When cross-examination of the defendant was resumed, the following took place: "Q. Did you discuss your whereabouts on June 27, 1970, with possibly a dozen other persons before you spoke to Miss McMillan or after you spoke with Miss McMillan? A. After I spoke with Miss McMillan. Q. Were any of these other dozen persons, to your knowledge, in the bar with you until about 11:45 on June 27, 1970? Mr. McNeal: Objection, Your Honor. The Court: Overruled. A. Yes, some were at the bar. Q. Some of them were? A. Yes. Q. What are their names? A. Thomas Monroe, Russell Peterson, Gene Thompson. That's all the names I can think of, offhand. Q. Do you know where to locate these people? A. Yes, I know. Q. Prior to this case

[ 450 Pa. Page 387]

    going on trial had you ever told Mr. McNeal the names of these people?"

Appellant argues that this cross-examination undertaken by the district attorney violates Rule 312(d), which states: "No adverse inference may be drawn against a defendant, nor may any comment be made concerning his failure to call available alibi witnesses, where such witnesses have been prevented from testifying by reason of this rule, unless the defendant or his counsel shall attempt to explain such failure to the jury. Adopted June 30, 1964. Eff. Jan. 1, 1965."

In his opinion, the trial judge concludes that there was no error because the cross-examination was for purposes of impeaching credibility, not creating an adverse inference. We do not find such semantics persuasive, since an inference that one's testimony is not to be believed must surely be considered "adverse."

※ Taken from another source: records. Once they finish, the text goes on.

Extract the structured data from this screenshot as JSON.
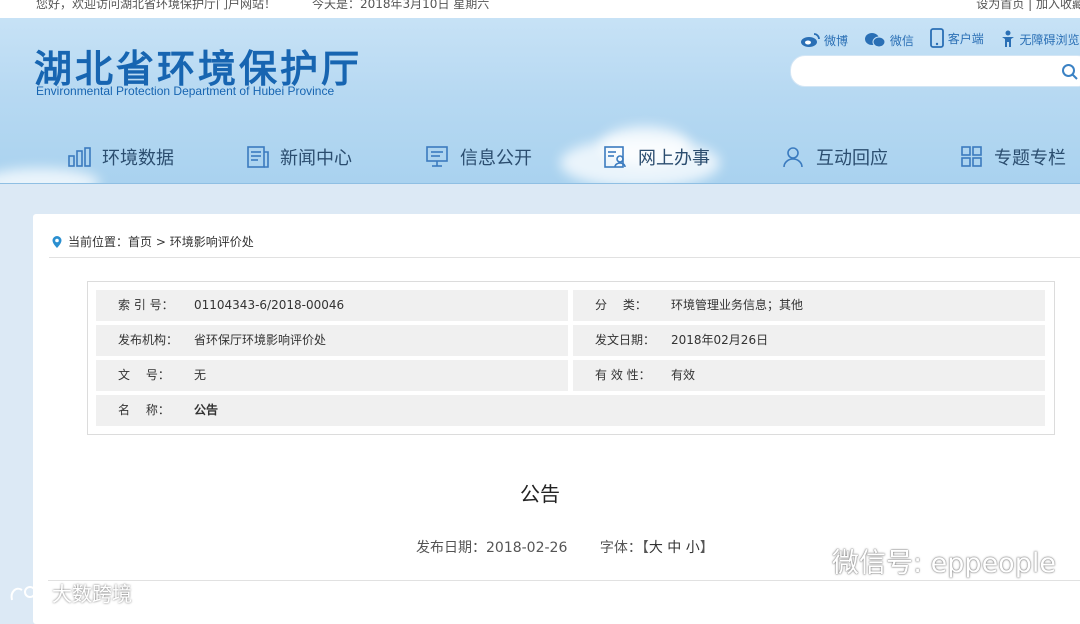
{
  "topbar": {
    "welcome": "您好，欢迎访问湖北省环境保护厅门户网站！",
    "date": "今天是：2018年3月10日 星期六",
    "set_home": "设为首页",
    "separator": " | ",
    "add_fav": "加入收藏"
  },
  "header": {
    "title": "湖北省环境保护厅",
    "subtitle": "Environmental Protection Department of Hubei Province",
    "quicklinks": [
      {
        "label": "微博",
        "icon": "weibo-icon"
      },
      {
        "label": "微信",
        "icon": "wechat-icon"
      },
      {
        "label": "客户端",
        "icon": "mobile-icon"
      },
      {
        "label": "无障碍浏览",
        "icon": "accessibility-icon"
      }
    ],
    "search_placeholder": ""
  },
  "nav": {
    "items": [
      {
        "label": "环境数据",
        "icon": "bar-chart-icon"
      },
      {
        "label": "新闻中心",
        "icon": "news-icon"
      },
      {
        "label": "信息公开",
        "icon": "monitor-icon"
      },
      {
        "label": "网上办事",
        "icon": "id-card-icon"
      },
      {
        "label": "互动回应",
        "icon": "user-icon"
      },
      {
        "label": "专题专栏",
        "icon": "grid-icon"
      }
    ]
  },
  "breadcrumb": {
    "prefix": "当前位置：",
    "home": "首页",
    "sep": " > ",
    "current": "环境影响评价处"
  },
  "info": {
    "index_label": "索 引 号：",
    "index_value": "01104343-6/2018-00046",
    "category_label": "分　 类：",
    "category_value": "环境管理业务信息；其他",
    "publisher_label": "发布机构：",
    "publisher_value": "省环保厅环境影响评价处",
    "date_label": "发文日期：",
    "date_value": "2018年02月26日",
    "docno_label": "文　 号：",
    "docno_value": "无",
    "validity_label": "有 效 性：",
    "validity_value": "有效",
    "name_label": "名　 称：",
    "name_value": "公告"
  },
  "document": {
    "title": "公告",
    "publish_date": "发布日期：2018-02-26",
    "font_label": "字体：",
    "font_open": "【",
    "font_large": "大",
    "font_medium": "中",
    "font_small": "小",
    "font_close": "】"
  },
  "watermarks": {
    "wechat_id": "微信号: eppeople",
    "brand": "大数跨境"
  },
  "colors": {
    "brand_blue": "#1765b1",
    "header_bg": "#b7d9f2",
    "nav_text": "#2b4d6f",
    "info_cell_bg": "#f0f0f0"
  }
}
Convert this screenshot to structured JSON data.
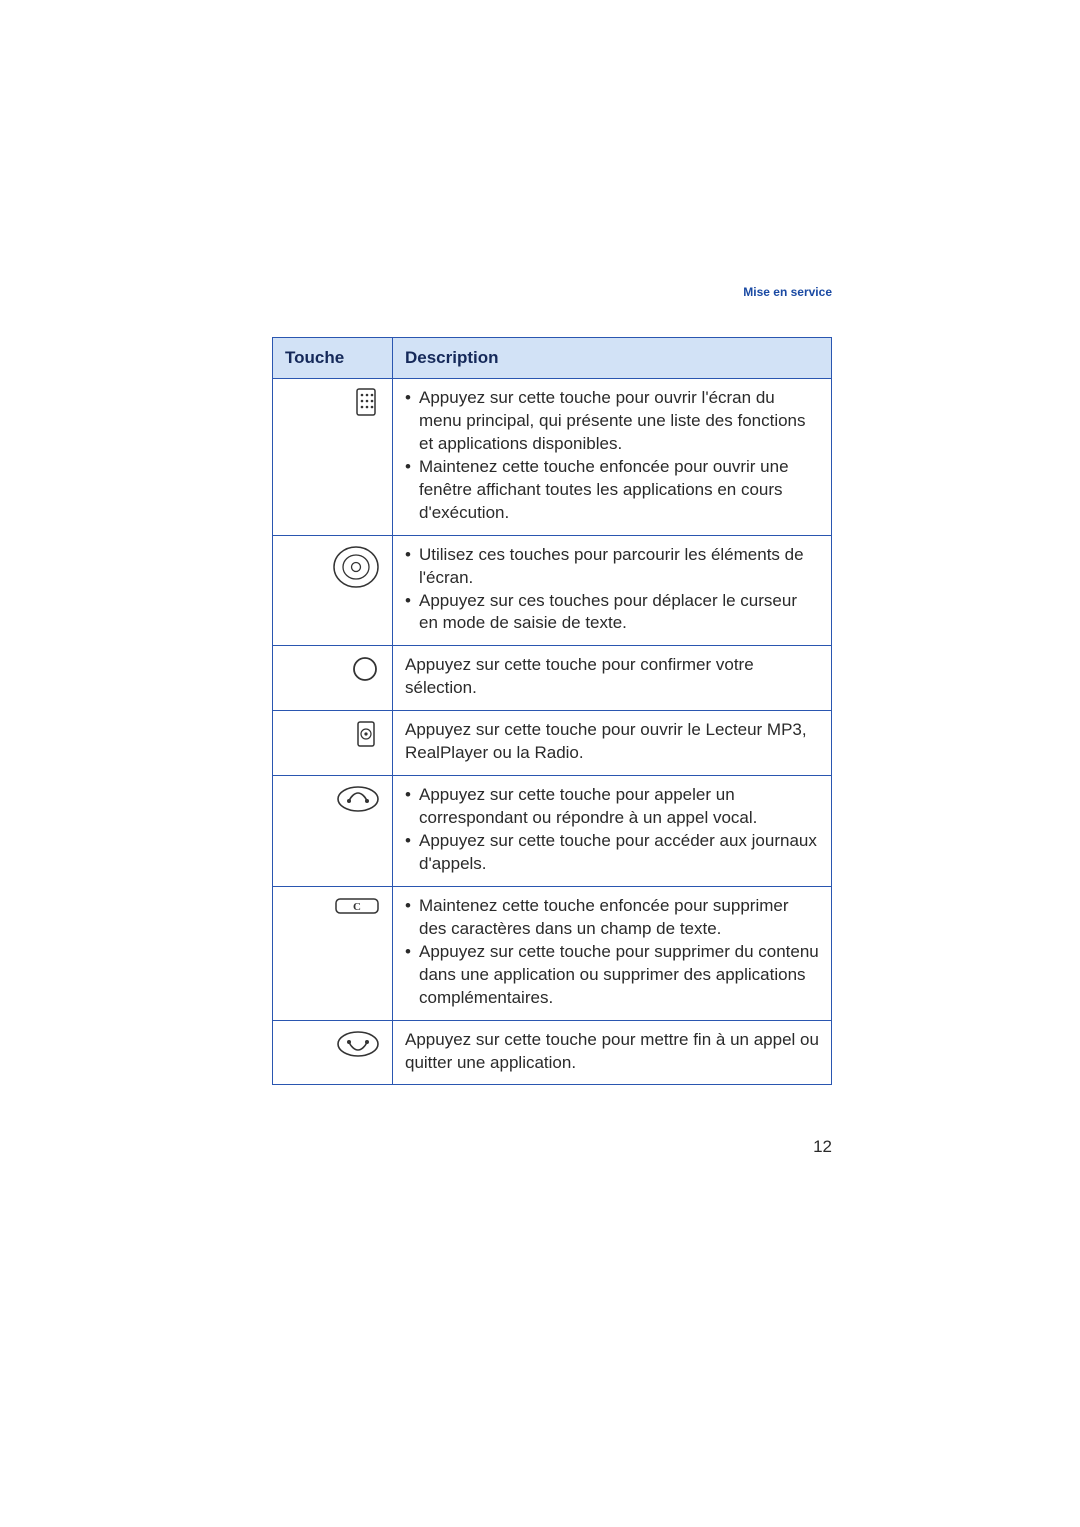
{
  "header": {
    "section_title": "Mise en service"
  },
  "table": {
    "col_key": "Touche",
    "col_desc": "Description",
    "rows": [
      {
        "icon": "menu-key-icon",
        "bullets": [
          "Appuyez sur cette touche pour ouvrir l'écran du menu principal, qui présente une liste des fonctions et applications disponibles.",
          "Maintenez cette touche enfoncée pour ouvrir une fenêtre affichant toutes les applications en cours d'exécution."
        ]
      },
      {
        "icon": "nav-ring-icon",
        "bullets": [
          "Utilisez ces touches pour parcourir les éléments de l'écran.",
          "Appuyez sur ces touches pour déplacer le curseur en mode de saisie de texte."
        ]
      },
      {
        "icon": "confirm-circle-icon",
        "text": "Appuyez sur cette touche pour confirmer votre sélection."
      },
      {
        "icon": "media-key-icon",
        "text": "Appuyez sur cette touche pour ouvrir le Lecteur MP3, RealPlayer ou la Radio."
      },
      {
        "icon": "call-key-icon",
        "bullets": [
          "Appuyez sur cette touche pour appeler un correspondant ou répondre à un appel vocal.",
          "Appuyez sur cette touche pour accéder aux journaux d'appels."
        ]
      },
      {
        "icon": "clear-key-icon",
        "bullets": [
          "Maintenez cette touche enfoncée pour supprimer des caractères dans un champ de texte.",
          "Appuyez sur cette touche pour supprimer du contenu dans une application ou supprimer des applications complémentaires."
        ]
      },
      {
        "icon": "end-key-icon",
        "text": "Appuyez sur cette touche pour mettre fin à un appel ou quitter une application."
      }
    ]
  },
  "page_number": "12"
}
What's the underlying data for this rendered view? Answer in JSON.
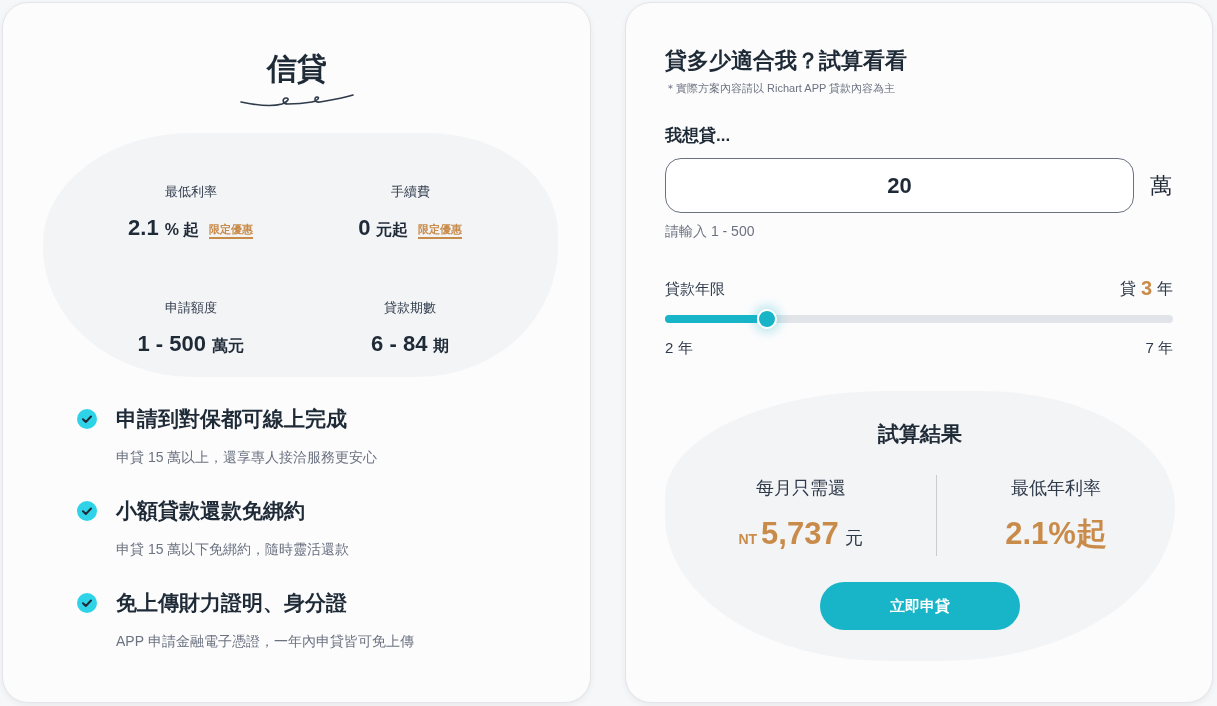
{
  "product_card": {
    "title": "信貸",
    "stats": [
      {
        "label": "最低利率",
        "value": "2.1",
        "unit": "% 起",
        "tag": "限定優惠"
      },
      {
        "label": "手續費",
        "value": "0",
        "unit": "元起",
        "tag": "限定優惠"
      },
      {
        "label": "申請額度",
        "value": "1 - 500",
        "unit": "萬元"
      },
      {
        "label": "貸款期數",
        "value": "6 - 84",
        "unit": "期"
      }
    ],
    "features": [
      {
        "title": "申請到對保都可線上完成",
        "description": "申貸 15 萬以上，還享專人接洽服務更安心"
      },
      {
        "title": "小額貸款還款免綁約",
        "description": "申貸 15 萬以下免綁約，隨時靈活還款"
      },
      {
        "title": "免上傳財力證明、身分證",
        "description": "APP 申請金融電子憑證，一年內申貸皆可免上傳"
      }
    ]
  },
  "calculator": {
    "title": "貸多少適合我？試算看看",
    "note": "＊實際方案內容請以 Richart APP 貸款內容為主",
    "amount": {
      "label": "我想貸...",
      "value": "20",
      "unit": "萬",
      "hint": "請輸入 1 - 500"
    },
    "term": {
      "label": "貸款年限",
      "reading_prefix": "貸",
      "reading_value": "3",
      "reading_unit": "年",
      "level": 0.2,
      "min_label": "2 年",
      "max_label": "7 年"
    },
    "result": {
      "title": "試算結果",
      "monthly": {
        "label": "每月只需還",
        "currency": "NT",
        "amount": "5,737",
        "unit": "元"
      },
      "rate": {
        "label": "最低年利率",
        "value": "2.1%起"
      },
      "button": "立即申貸"
    }
  }
}
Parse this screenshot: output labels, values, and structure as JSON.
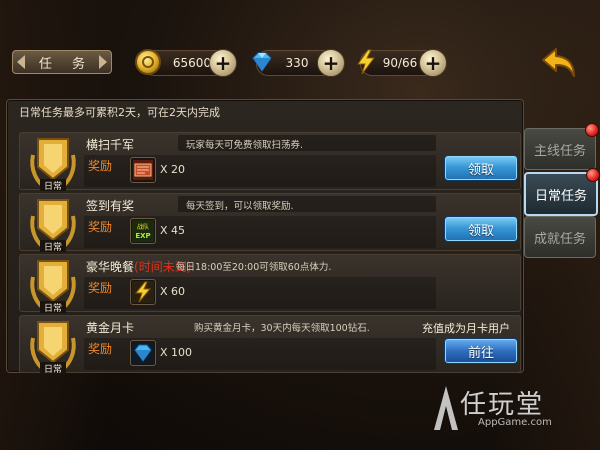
{
  "header": {
    "title": "任 务",
    "gold": "65600",
    "diamonds": "330",
    "stamina": "90/66"
  },
  "panel": {
    "note": "日常任务最多可累积2天，可在2天内完成"
  },
  "badge_label": "日常",
  "reward_label": "奖励",
  "tasks": [
    {
      "name": "横扫千军",
      "desc": "玩家每天可免费领取扫荡券.",
      "qty": "X 20",
      "button": "领取",
      "item": "sweep-ticket-icon"
    },
    {
      "name": "签到有奖",
      "desc": "每天签到，可以领取奖励.",
      "qty": "X 45",
      "button": "领取",
      "item": "team-exp-icon",
      "item_text": "战队EXP"
    },
    {
      "name": "豪华晚餐",
      "warn": "(时间未到)",
      "desc": "每日18:00至20:00可领取60点体力.",
      "qty": "X 60",
      "item": "stamina-icon"
    },
    {
      "name": "黄金月卡",
      "desc": "购买黄金月卡，30天内每天领取100钻石.",
      "qty": "X 100",
      "button": "前往",
      "extra": "充值成为月卡用户",
      "item": "diamond-icon"
    }
  ],
  "side_tabs": [
    {
      "label": "主线任务",
      "active": false,
      "dot": true
    },
    {
      "label": "日常任务",
      "active": true,
      "dot": true
    },
    {
      "label": "成就任务",
      "active": false,
      "dot": false
    }
  ],
  "watermark": {
    "big": "任玩堂",
    "small": "AppGame.com"
  },
  "colors": {
    "button_blue": "#3a98d6",
    "reward_orange": "#f0882a",
    "warn_red": "#e0301c",
    "badge_gold": "#e2b03a"
  }
}
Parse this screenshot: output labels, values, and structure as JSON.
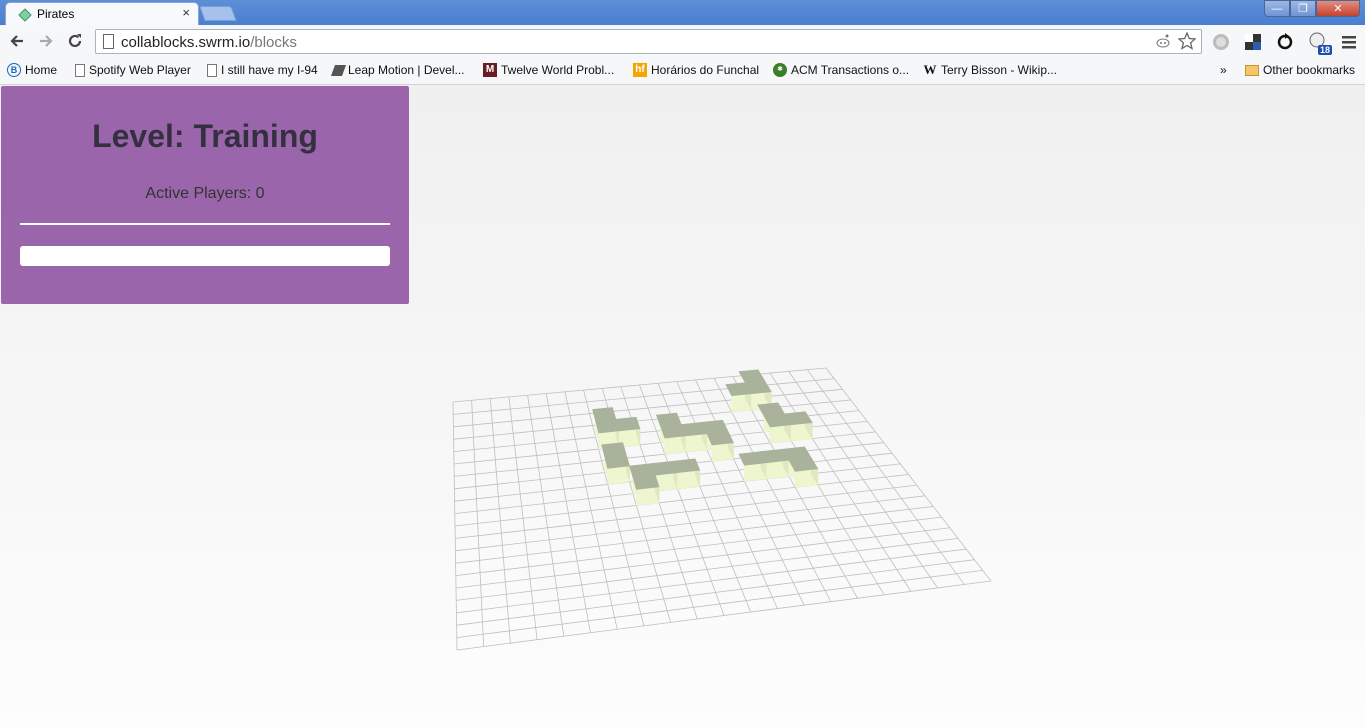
{
  "browser": {
    "tab": {
      "title": "Pirates",
      "close": "×"
    },
    "window": {
      "minimize": "—",
      "restore": "❐",
      "close": "✕"
    },
    "url": {
      "host": "collablocks.swrm.io",
      "path": "/blocks"
    },
    "extension_badge": "18"
  },
  "bookmarks": {
    "items": [
      {
        "label": "Home",
        "icon": "bitly-icon"
      },
      {
        "label": "Spotify Web Player",
        "icon": "page-icon"
      },
      {
        "label": "I still have my I-94",
        "icon": "page-icon"
      },
      {
        "label": "Leap Motion | Devel...",
        "icon": "leap-icon"
      },
      {
        "label": "Twelve World Probl...",
        "icon": "m-icon"
      },
      {
        "label": "Horários do Funchal",
        "icon": "hf-icon"
      },
      {
        "label": "ACM Transactions o...",
        "icon": "acm-icon"
      },
      {
        "label": "Terry Bisson - Wikip...",
        "icon": "wikipedia-icon"
      }
    ],
    "overflow": "»",
    "other": "Other bookmarks"
  },
  "panel": {
    "title": "Level: Training",
    "active_players": "Active Players: 0",
    "input_value": ""
  },
  "colors": {
    "panel": "#9b65ab",
    "block_top": "#a9b29b",
    "block_side": "#eef6cf",
    "grid_line": "#bfbfbf"
  },
  "board": {
    "grid_size": 20,
    "cells": [
      [
        7,
        3
      ],
      [
        7,
        4
      ],
      [
        8,
        4
      ],
      [
        7,
        6
      ],
      [
        7,
        7
      ],
      [
        8,
        8
      ],
      [
        9,
        8
      ],
      [
        10,
        8
      ],
      [
        8,
        9
      ],
      [
        10,
        4
      ],
      [
        10,
        5
      ],
      [
        11,
        5
      ],
      [
        12,
        5
      ],
      [
        12,
        6
      ],
      [
        14,
        2
      ],
      [
        15,
        2
      ],
      [
        15,
        1
      ],
      [
        15,
        4
      ],
      [
        15,
        5
      ],
      [
        16,
        5
      ],
      [
        13,
        8
      ],
      [
        14,
        8
      ],
      [
        15,
        8
      ],
      [
        15,
        9
      ]
    ]
  }
}
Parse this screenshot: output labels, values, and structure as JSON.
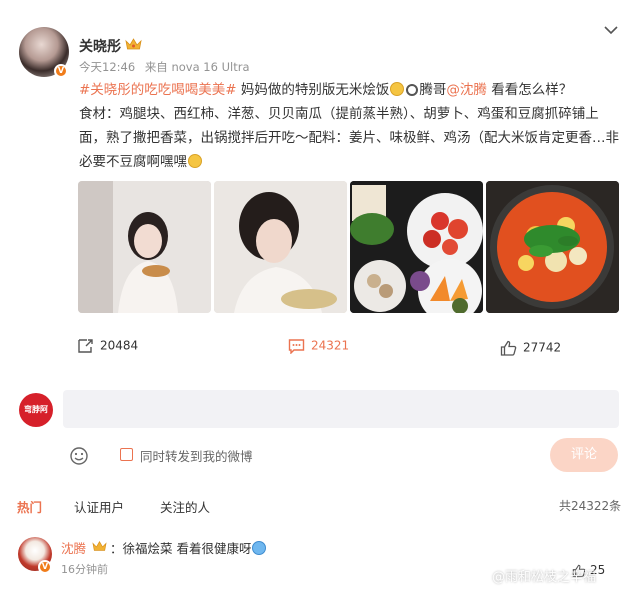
{
  "post": {
    "username": "关晓彤",
    "time": "今天12:46",
    "source": "来自 nova 16 Ultra",
    "hashtag": "#关晓彤的吃吃喝喝美美#",
    "line1_a": " 妈妈做的特别版无米烩饭",
    "line1_b": "腾哥",
    "mention": "@沈腾",
    "line1_c": " 看看怎么样？",
    "body": "食材：鸡腿块、西红柿、洋葱、贝贝南瓜（提前蒸半熟）、胡萝卜、鸡蛋和豆腐抓碎铺上面，熟了撒把香菜，出锅搅拌后开吃～配料：姜片、味极鲜、鸡汤（配大米饭肯定更香…非必要不豆腐啊嘿嘿",
    "images": [
      "photo-1",
      "photo-2",
      "photo-3",
      "photo-4"
    ]
  },
  "actions": {
    "repost_count": "20484",
    "comment_count": "24321",
    "like_count": "27742"
  },
  "composer": {
    "avatar_text": "弯脖阿",
    "sync_label": "同时转发到我的微博",
    "submit_label": "评论"
  },
  "filters": {
    "hot": "热门",
    "verified": "认证用户",
    "following": "关注的人",
    "total": "共24322条"
  },
  "top_comment": {
    "name": "沈腾",
    "text": "：徐福烩菜 看着很健康呀",
    "time": "16分钟前",
    "likes": "25"
  },
  "watermark": "@雨和松枝之辛福",
  "colors": {
    "accent": "#eb7350",
    "vip_orange": "#f07c1a",
    "submit_disabled": "#fbd5c6"
  },
  "icons": [
    "chevron-down-icon",
    "crown-icon",
    "repost-icon",
    "comment-icon",
    "like-icon",
    "emoji-icon",
    "weibo-logo-icon"
  ]
}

The Commonwealth argues that Rule 312(d) was not violated because there was no showing that the witnesses were "available" and appellant made no effort to produce those witnesses. However, appellant's counsel told the district attorney of the existence of the witnesses, the district attorney objected, and the court later commented that the district attorney's objection was perfectly proper. Under these circumstances, an offer to produce the witnesses would appear to have been a useless act.

Since the Commonwealth, under Rule 312, sought to bar appellant from calling the alibi witnesses whom he did not name in his pretrial notice, Rule 312(d) required that the Commonwealth not take unfair advantage by commenting on the failure to call these witnesses. The Commonwealth's violation of the rule requires that a new trial be granted.

Appellant also objects to the seizure of a notebook containing samples of his handwriting which was offered

[ 450 Pa. Page 388]

    into evidence. The warrant under which the search was conducted sought only "check and check-writing equipment." The Commonwealth argues that the police officer explained to the magistrate that he was looking for "check-writing" equipment to discover handwriting samples and that the Commonwealth could have compelled the production of such samples at any time.

If what was desired was handwriting samples, they could have been taken personally from the defendant at a later time. Gilbert v. California, 388 U.S. 263 (1967). The contents of appellant's notebook were private, were protected by the Fourth Amendment, and could not be seized unless described with particularity in the warrant. Stanford v. Texas, 379 U.S. 476 (1965); Commonwealth v. Smyser, 205 Pa. Superior Ct. 599, 211 A.2d 59 (1965).

Judgment of sentence reversed and case remanded for new trial.


Judgment of sentence reversed and case remanded for new trial.